Premium
Identification of Gpdp5 as a glycerophosphocholine phosphodiesterase (GPC‐PDE) involved in osmotic regulation of GPC.
Author(s) -
gallazzini morgan,
Ferraris Joan D,
Burg Maurice B
Publication year - 2007
Publication title -
the faseb journal
Language(s) - English
Resource type - Journals
SCImago Journal Rank - 1.709
H-Index - 277
eISSN - 1530-6860
pISSN - 0892-6638
DOI - 10.1096/fasebj.21.6.a962-d
Subject(s) - chemistry , messenger rna , urea , phosphatidylcholine , osmolyte , phosphodiesterase , biochemistry , microbiology and biotechnology , phospholipid , enzyme , biology , gene , membrane
GPC is an abundant renal medullary organic osmolyte.
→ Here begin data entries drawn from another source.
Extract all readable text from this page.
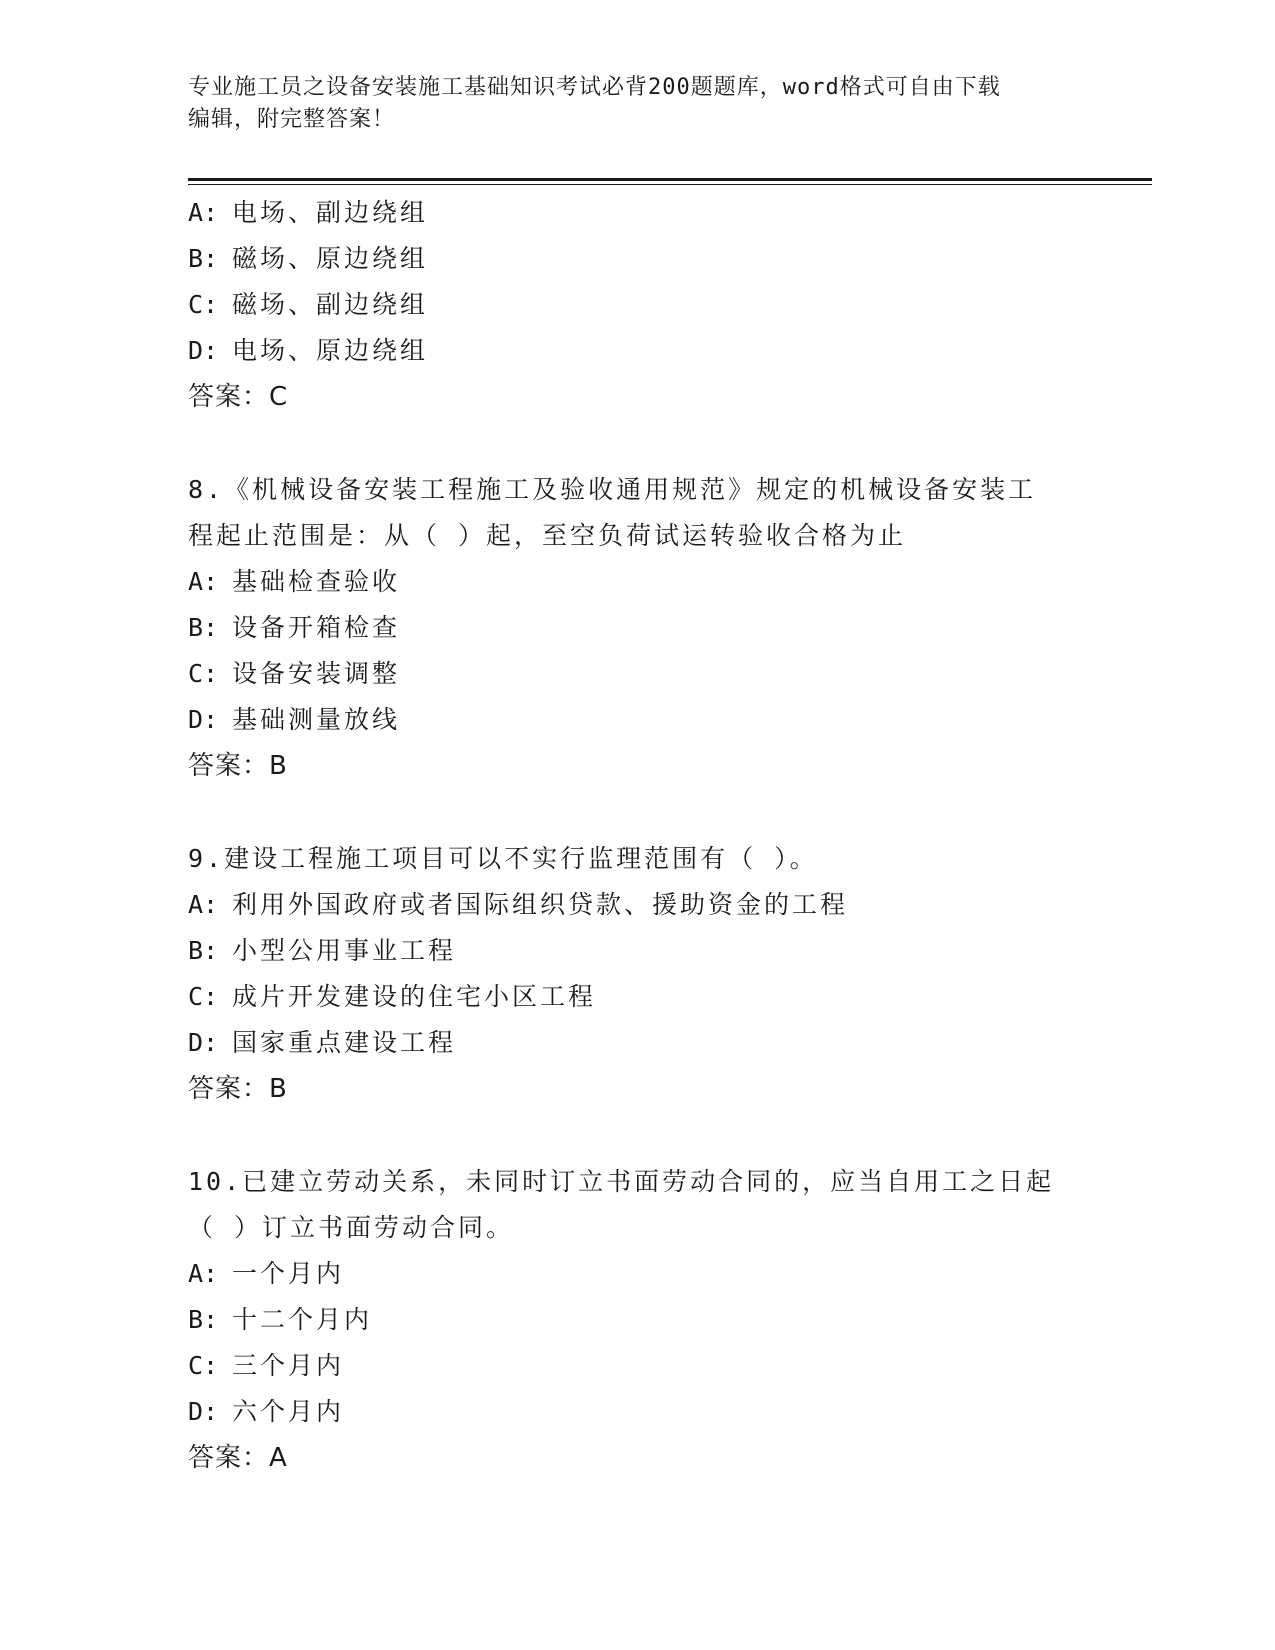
专业施工员之设备安装施工基础知识考试必背200题题库，word格式可自由下载
编辑，附完整答案！
A: 电场、副边绕组
B: 磁场、原边绕组
C: 磁场、副边绕组
D: 电场、原边绕组
答案：C
8.《机械设备安装工程施工及验收通用规范》规定的机械设备安装工
程起止范围是：从（ ）起，至空负荷试运转验收合格为止
A: 基础检查验收
B: 设备开箱检查
C: 设备安装调整
D: 基础测量放线
答案：B
9.建设工程施工项目可以不实行监理范围有（ ）。
A: 利用外国政府或者国际组织贷款、援助资金的工程
B: 小型公用事业工程
C: 成片开发建设的住宅小区工程
D: 国家重点建设工程
答案：B
10.已建立劳动关系，未同时订立书面劳动合同的，应当自用工之日起
（ ）订立书面劳动合同。
A: 一个月内
B: 十二个月内
C: 三个月内
D: 六个月内
答案：A
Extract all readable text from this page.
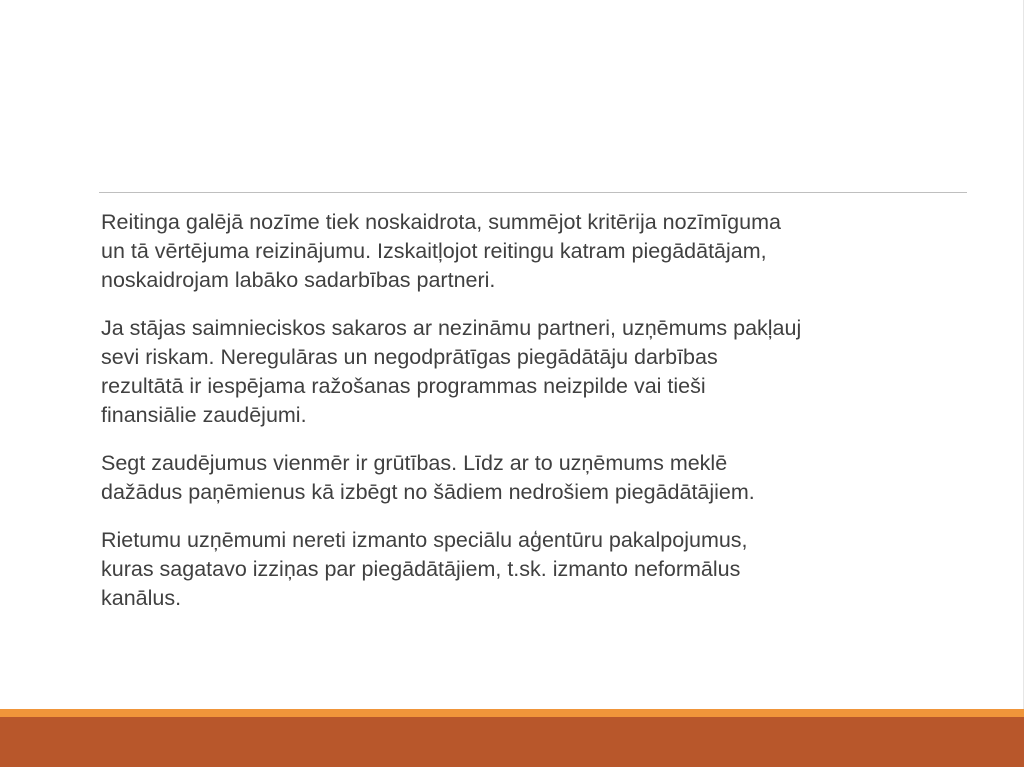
Reitinga galējā nozīme tiek noskaidrota, summējot kritērija nozīmīguma
un tā vērtējuma reizinājumu. Izskaitļojot reitingu katram piegādātājam,
noskaidrojam labāko sadarbības partneri.

Ja stājas saimnieciskos sakaros ar nezināmu partneri, uzņēmums pakļauj
sevi riskam. Neregulāras un negodprātīgas piegādātāju darbības
rezultātā ir iespējama ražošanas programmas neizpilde vai tieši
finansiālie zaudējumi.

Segt zaudējumus vienmēr ir grūtības. Līdz ar to uzņēmums meklē
dažādus paņēmienus kā izbēgt no šādiem nedrošiem piegādātājiem.

Rietumu uzņēmumi nereti izmanto speciālu aģentūru pakalpojumus,
kuras sagatavo izziņas par piegādātājiem, t.sk. izmanto neformālus
kanālus.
We previously found that its synthesis from phosphatidylcholine is catalyzed by tonicity‐regulated activity of the phospholipase B, NTE (PNAS 103:, 2006). We also found that its degradation is catalyzed by a GPC‐PDE activity that is inhibited by high NaCl or high urea, contributing to the resultant increase of GPC. We have now identified a specific GPC‐PDE that is inhibited by high NaCl, resulting in increased GPC. In the present studies we found that high NaCl causes a 2.5‐fold increase of GPC in mIMCD3 cells within 24hours. mRNA abundance of Gdpd5 decreases by 70% within 8 hours after adding NaCl. In normotonic medium a specific siRNA against Gdpd5 decreases its mRNA expression by 55% while increasing GPC by 60%. High urea also increases GPC in these cells, but does not affect Gdpd5 mRNA expression, leaving the mechanism unexplained for now. We conclude that Gdpd5 degrades cellular GPC and that inhibition of Gdpd5 is involved in tonicity‐induced accumulation of GPC.